Tuesday, November 29, 2011

Adoption - A Neglected Biblical Doctrine

Secular view: the universal fatherhood of God and universal brotherhood of man
Scriptural view: God is Father to His people, His children, the elect, not all universally.

The word Adoption implies that we are neither God's children by birth nor by rebirth directly.

Jn. 1:12-13 "But as many as received Him, to them He gave the right to become children of God, to those who believe in His name: who were born, not of blood, nor of the will of the flesh, nor of the will of man, but of God." (NKJV)

John 1:12-13 tells us that the privilege of adoption is realized by those who believe. Thus, it follows faith as does justification. The text also says that those who belief have been,~ were~, born of God - i.e. reborn.

Note what rebirth is not from, and to what it is due. Like our natural birth, it seems obvious that our rebirth would not be up to us. By divine fiat the same creative force which called the universe into existence out of nothing creates spiritual life in us. (2Cor.4:6; 1Pe.2:9) Like Lazarus.

Adoption is distinct from rebirth, or regeneration. Stephen Charnock wrote, "Adoption brings the privilege of sons, regeneration the nature of sons." The nature given us at rebirth is characterized and evidenced by hearing and believing the word of God (Jn.1:12-13; Jn.8:47; Jn.10:26-27) which leads to faith - faith comes from hearing and hearing by the word of God. (Ro.10:17)

Adoption is also distinct from justification. Justification refers to Christ's work performed on our behalf being imputed to us once and for all through faith alone - peace. Adoption refers to the believer's ongoing relationship to the Father as sons and daughters through Christ - access. (Ro.5:1-2)

So, the logical order in our salvation becomes: rebirth & word -> hearing & faith -> justification & adoption

What this does for us...

1. Because adoption is a much neglected doctrine there has been much confusion in the area of law and grace. Stopping at justification has led to antinomianism and neolegalism. The key is to see that the Christian's obedience and discipline needs to be viewed in light of adoption, not justification. In the area of adoption - as sons, we are being transformed to His image. (2Cor.3:18) In the arena of justification - we are now seen by God as righteous.
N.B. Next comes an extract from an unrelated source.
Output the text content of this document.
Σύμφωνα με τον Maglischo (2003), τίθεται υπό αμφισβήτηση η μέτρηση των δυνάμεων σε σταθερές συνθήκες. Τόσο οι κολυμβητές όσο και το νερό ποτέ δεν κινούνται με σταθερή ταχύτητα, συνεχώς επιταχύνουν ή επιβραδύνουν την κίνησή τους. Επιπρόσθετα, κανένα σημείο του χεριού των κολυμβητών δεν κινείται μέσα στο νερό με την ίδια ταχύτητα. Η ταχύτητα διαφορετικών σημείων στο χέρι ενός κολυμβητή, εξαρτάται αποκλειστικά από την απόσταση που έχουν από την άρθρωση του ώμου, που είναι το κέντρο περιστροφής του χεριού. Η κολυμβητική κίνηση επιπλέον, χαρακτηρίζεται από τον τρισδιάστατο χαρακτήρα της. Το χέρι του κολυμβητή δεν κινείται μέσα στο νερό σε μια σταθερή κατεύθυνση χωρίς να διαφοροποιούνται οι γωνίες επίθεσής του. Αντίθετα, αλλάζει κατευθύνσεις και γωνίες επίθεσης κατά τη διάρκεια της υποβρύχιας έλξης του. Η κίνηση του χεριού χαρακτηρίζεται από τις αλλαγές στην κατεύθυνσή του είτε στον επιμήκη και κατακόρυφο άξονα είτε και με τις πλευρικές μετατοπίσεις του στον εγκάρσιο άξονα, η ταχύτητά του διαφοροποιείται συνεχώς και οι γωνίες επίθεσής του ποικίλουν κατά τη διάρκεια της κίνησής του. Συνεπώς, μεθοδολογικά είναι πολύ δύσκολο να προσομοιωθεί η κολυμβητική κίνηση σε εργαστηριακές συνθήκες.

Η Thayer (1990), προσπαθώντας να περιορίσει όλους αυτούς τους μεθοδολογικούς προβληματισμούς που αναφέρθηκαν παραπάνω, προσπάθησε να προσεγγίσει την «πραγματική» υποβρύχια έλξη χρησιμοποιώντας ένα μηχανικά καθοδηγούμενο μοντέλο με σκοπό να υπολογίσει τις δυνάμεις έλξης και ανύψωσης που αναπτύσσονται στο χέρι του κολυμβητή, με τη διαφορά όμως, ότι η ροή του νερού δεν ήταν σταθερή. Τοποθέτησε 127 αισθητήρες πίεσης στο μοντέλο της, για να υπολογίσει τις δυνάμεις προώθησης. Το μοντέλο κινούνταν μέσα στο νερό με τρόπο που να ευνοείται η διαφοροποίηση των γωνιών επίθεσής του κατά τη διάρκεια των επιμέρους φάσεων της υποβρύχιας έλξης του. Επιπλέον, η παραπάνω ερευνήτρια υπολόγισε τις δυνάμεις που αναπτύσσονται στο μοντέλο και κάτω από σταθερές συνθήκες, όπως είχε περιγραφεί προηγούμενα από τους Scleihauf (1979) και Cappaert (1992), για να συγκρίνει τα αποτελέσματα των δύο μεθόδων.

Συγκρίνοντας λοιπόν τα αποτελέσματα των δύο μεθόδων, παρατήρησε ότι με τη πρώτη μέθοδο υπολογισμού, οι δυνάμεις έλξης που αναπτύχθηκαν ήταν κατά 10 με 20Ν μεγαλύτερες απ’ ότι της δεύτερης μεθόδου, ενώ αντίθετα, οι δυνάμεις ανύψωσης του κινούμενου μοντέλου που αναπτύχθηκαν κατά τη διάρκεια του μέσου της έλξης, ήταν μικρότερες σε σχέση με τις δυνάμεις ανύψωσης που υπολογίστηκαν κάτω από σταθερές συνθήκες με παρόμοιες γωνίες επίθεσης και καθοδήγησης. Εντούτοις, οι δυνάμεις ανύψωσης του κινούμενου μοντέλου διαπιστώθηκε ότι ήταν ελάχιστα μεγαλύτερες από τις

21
It is as sons that we are disciplined and chastised; not for justification.

2. Our view of God should be expanded - As Christians we tend to be more comfortable relating to God the Son or God the Spirit and less with God the Father because we see God the Father as a stern judge. But, it is through the Son that we have access to the Father and it is the Holy Spirit which prompts us to cry out to God as our Father.

1 Jn. 3:1a "Behold, what manner of love the Father has bestowed upon us that we should be called children of God,"

We are directed to behold the manner of the Father's love in adopting us. God the Father predestined our adoption before the foundation of the world even though He already had a Son. (Eph.1:4-5) Not only that, but He gave His only begotten Son for us and it is by Him we have adoption, and all other blessings. (Ro.8:32)

We should not take for granted our privilege to call God our Father. (Gal.4:6) It is distinctively a Christian practice. Christ used the name Father frequently and instructed us to use this address in our prayers. (Matt 6:9)


Through adoption we are "heirs--heirs of God and joint heirs with Christ." (Ro. 8:17) "Heirs according to the promise." This promise is associated with eternal life. (Tit.3:7; 1Jn.2:25) Rest in Christ. (He.4:1) Believers are also called the children of promise. (Gal.4:28) Given, and sealed by, the promise of the Spirit, who is called the Promise of the Father, the Spirit of Promise and the Spirit of Adoption. (Acts1:4, 2:33; Eph.1:13)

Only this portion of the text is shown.